The rapid growth of machine learning has led to increased features used to represent data, often resulting in superfluous or irrelevant features that negatively impact model performance. Feature selection techniques address this issue by identifying the smallest subset of relevant features. This paper examines the integration of a novel data augmentation algorithm with evolutionary algorithms for feature selection across ten datasets from widely varying domains. We investigate the effectiveness of Genetic Algorithms, Particle Swarm Optimization, and Differential Evolution on augmented datasets by 10–50% and compare their performance with standard filter-based and wrapper methods.
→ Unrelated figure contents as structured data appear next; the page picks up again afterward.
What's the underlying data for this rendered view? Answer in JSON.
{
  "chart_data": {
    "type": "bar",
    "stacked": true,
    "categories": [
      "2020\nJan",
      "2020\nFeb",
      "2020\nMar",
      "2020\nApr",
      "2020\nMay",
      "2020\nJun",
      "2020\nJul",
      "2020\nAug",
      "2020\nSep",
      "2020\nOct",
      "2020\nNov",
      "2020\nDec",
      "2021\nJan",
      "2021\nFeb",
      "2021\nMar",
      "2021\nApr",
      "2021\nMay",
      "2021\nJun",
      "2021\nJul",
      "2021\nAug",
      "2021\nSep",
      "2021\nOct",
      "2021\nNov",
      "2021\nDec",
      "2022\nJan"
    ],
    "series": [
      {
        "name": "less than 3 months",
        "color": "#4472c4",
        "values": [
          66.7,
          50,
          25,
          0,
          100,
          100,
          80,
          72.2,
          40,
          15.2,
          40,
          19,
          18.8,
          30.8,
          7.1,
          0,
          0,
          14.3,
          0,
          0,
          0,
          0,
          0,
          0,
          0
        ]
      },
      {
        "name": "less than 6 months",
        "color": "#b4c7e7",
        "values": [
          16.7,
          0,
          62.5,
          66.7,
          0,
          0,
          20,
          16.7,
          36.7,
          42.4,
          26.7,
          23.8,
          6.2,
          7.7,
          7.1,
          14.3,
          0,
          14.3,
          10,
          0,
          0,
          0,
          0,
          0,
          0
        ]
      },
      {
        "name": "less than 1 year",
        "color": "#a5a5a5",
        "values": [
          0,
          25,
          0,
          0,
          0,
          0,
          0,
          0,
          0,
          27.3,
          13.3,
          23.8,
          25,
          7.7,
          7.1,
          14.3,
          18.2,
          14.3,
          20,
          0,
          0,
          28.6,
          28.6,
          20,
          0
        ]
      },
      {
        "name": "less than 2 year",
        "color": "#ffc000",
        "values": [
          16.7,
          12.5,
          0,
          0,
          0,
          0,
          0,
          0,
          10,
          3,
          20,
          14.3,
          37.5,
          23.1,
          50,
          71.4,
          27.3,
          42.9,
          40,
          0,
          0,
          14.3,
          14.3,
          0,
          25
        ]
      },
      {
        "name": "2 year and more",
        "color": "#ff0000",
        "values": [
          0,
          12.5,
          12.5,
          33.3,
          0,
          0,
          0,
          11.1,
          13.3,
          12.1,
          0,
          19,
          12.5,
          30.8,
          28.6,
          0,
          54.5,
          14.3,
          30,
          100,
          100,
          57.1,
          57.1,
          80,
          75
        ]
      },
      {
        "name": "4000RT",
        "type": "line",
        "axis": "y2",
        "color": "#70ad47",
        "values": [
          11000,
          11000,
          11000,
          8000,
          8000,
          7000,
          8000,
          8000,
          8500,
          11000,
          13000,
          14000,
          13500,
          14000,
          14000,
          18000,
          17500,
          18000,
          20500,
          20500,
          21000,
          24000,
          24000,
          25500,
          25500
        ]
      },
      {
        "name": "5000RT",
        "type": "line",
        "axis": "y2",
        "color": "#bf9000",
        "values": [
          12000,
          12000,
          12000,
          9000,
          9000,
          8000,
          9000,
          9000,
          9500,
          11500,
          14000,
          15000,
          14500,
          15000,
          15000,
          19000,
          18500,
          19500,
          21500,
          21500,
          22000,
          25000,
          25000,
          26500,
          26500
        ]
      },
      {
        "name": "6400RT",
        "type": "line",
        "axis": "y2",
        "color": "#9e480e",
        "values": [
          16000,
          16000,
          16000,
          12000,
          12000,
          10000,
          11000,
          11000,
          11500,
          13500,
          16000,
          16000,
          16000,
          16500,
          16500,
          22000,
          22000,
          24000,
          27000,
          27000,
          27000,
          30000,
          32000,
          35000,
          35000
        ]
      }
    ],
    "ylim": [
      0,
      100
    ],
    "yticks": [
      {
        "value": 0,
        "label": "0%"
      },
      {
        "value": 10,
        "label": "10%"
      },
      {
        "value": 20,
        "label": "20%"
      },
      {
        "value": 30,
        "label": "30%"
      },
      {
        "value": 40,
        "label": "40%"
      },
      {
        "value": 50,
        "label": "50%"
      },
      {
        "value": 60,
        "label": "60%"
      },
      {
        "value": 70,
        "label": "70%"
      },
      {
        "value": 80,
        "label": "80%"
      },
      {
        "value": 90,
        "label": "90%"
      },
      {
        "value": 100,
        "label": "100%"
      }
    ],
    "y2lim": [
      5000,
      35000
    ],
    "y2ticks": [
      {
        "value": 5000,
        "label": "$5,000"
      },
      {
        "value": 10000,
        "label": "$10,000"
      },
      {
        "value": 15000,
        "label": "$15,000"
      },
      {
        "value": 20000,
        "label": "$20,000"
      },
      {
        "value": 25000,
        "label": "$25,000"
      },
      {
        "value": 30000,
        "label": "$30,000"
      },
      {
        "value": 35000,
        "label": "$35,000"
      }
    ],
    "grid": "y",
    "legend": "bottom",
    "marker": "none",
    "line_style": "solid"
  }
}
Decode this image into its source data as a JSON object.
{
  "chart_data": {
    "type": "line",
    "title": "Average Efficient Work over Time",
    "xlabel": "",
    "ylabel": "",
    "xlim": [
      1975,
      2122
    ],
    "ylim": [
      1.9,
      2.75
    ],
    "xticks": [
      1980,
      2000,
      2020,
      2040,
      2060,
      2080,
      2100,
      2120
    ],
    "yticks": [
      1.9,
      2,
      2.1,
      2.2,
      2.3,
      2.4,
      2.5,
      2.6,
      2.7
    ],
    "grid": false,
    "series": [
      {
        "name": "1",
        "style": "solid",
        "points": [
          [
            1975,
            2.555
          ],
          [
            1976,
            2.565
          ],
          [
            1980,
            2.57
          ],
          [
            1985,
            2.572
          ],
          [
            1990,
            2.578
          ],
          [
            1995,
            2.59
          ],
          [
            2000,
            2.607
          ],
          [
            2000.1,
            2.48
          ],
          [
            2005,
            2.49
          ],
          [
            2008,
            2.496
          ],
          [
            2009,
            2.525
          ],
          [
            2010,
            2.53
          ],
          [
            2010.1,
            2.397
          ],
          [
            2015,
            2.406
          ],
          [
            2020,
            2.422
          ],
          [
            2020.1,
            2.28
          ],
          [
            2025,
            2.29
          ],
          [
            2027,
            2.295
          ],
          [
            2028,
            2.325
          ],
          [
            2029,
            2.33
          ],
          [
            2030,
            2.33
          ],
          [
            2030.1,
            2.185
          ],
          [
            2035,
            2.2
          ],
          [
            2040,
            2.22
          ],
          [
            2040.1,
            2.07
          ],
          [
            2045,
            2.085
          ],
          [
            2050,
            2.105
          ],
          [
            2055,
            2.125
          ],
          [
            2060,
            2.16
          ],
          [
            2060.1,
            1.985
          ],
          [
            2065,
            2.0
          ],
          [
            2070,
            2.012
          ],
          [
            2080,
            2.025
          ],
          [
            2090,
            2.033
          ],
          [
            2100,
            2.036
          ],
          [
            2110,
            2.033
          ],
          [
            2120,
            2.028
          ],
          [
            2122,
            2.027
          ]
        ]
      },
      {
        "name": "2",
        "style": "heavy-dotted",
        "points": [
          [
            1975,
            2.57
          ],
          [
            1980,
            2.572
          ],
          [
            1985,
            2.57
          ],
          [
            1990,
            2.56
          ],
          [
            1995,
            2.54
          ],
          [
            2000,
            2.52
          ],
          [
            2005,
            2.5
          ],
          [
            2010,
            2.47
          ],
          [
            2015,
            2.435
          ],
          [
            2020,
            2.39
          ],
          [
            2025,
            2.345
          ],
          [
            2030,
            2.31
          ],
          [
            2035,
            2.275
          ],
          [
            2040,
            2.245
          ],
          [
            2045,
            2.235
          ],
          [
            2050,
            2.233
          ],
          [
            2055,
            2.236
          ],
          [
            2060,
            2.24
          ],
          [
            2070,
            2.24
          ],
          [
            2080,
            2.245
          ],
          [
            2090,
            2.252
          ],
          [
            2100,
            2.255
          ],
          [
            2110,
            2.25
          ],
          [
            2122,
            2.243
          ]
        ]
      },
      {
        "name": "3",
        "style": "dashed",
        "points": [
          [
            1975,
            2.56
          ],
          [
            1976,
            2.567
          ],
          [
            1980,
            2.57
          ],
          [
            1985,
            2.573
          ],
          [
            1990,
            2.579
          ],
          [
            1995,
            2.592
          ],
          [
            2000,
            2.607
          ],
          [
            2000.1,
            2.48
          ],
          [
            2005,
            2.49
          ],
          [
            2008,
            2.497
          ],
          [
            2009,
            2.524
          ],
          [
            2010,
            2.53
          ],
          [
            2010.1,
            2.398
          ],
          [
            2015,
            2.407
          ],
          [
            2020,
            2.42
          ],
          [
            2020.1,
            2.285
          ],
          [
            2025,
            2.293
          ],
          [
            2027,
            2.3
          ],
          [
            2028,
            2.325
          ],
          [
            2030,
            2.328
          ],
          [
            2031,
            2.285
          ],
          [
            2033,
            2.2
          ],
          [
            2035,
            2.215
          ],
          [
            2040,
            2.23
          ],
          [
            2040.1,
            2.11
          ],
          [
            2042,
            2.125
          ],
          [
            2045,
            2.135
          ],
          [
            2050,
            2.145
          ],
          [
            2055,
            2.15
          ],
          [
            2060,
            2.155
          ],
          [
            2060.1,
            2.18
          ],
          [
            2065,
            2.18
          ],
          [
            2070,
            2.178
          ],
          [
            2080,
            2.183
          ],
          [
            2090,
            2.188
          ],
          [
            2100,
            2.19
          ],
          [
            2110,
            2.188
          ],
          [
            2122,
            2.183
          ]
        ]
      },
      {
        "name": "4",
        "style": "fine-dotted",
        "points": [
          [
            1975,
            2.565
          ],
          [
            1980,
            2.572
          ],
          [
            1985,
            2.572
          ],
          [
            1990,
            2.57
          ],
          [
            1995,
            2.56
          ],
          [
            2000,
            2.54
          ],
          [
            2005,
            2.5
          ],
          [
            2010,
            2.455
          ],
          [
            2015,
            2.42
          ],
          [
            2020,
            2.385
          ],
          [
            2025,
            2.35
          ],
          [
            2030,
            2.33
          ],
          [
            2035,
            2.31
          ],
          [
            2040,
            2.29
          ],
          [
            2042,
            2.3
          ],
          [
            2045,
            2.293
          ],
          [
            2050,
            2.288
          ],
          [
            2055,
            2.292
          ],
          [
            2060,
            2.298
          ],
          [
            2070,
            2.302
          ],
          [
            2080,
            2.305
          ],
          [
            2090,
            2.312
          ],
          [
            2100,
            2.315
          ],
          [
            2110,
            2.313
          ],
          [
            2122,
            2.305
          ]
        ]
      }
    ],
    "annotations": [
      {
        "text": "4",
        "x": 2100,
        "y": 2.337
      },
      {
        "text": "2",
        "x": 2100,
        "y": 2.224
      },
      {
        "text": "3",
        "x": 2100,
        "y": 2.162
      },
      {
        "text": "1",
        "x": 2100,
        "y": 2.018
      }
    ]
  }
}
Our experiments demonstrate that data augmentation significantly boosts the efficacy of evolutionary algorithms, improving accuracy by up to 5% and reducing feature sets by an average of 40%. While Differential Evolution generally outperforms other algorithms, our findings reveal that the efficacy of combining data augmentation and feature selection varies across datasets. Optimal performance is typically observed from 30 to 50% augmentation, though excessive augmentation can occasionally lead to slight performance degradation, emphasizing the need for careful calibration. This research paves the way for future studies on the interplay between data augmentation and feature selection, including investigations into explainability and generalizability across different machine learning paradigms. By providing insight into this complex interplay, our study contributes to developing more robust and efficient algorithms across various domains.